I stumbled upon this blog www.flightglobal.com/blogs/left-field/2009/02/video-conferencing-threat-real.html written by David Field, who must work in the Airline Industry. I just found it interesting, and wanted to share an outside source of opinion on videoconferencing. Enjoy!
It's sort of the like the Cold War, the way people estimate the threat. For years we've heard that videoconferences will put the airlines out of business, that the threat is real and overwhelming. It's sort of like the scene in the classic film Doctor Strangelove (left) where the 'godless, atheistic commies' not only have more missiles than we do but they even have more mine shafts to hide in than we do. "A shaft gap!" exclaims the bad doctor.

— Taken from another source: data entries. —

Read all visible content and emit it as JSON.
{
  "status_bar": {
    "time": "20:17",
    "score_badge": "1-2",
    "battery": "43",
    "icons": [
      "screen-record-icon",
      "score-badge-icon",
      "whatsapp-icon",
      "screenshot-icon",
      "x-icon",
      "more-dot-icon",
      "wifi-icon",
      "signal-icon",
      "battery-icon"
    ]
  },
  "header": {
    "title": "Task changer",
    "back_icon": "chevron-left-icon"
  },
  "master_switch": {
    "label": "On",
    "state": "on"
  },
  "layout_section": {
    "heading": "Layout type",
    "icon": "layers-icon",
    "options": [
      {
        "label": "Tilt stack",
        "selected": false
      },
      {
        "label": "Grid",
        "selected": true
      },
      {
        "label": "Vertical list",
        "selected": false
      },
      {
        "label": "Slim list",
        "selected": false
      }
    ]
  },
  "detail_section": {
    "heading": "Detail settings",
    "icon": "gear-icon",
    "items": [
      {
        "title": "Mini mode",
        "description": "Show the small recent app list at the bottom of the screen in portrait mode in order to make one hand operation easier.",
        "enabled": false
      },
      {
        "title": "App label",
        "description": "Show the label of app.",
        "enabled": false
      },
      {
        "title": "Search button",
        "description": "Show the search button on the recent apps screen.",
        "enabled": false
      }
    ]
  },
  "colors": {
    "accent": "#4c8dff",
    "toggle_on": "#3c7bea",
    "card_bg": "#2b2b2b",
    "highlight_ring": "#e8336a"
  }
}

Well, they're not atheistic or even godless, but videoconferencing or 'video-telepresence technologies' have come a long way. Now a Gartner Inc. analyst, Steve Prentice, sees this alternative to flying as a real threat. It will grow enough over the next three years that "high-definition video-meeting solutions" will cost the world's airlines some 2.1 million seats a year by 2012. This new, improved, bigger, better and cleaner technology will cost the travel and hospitality industry about $3.5 billion annually, Prentice predicts.
"Companies should put aside previous prejudices and bad memories of older video-conference services and seriously investigate these new technologies," Prentice said at a Gartner predict-a-thon in Sydney, Australia.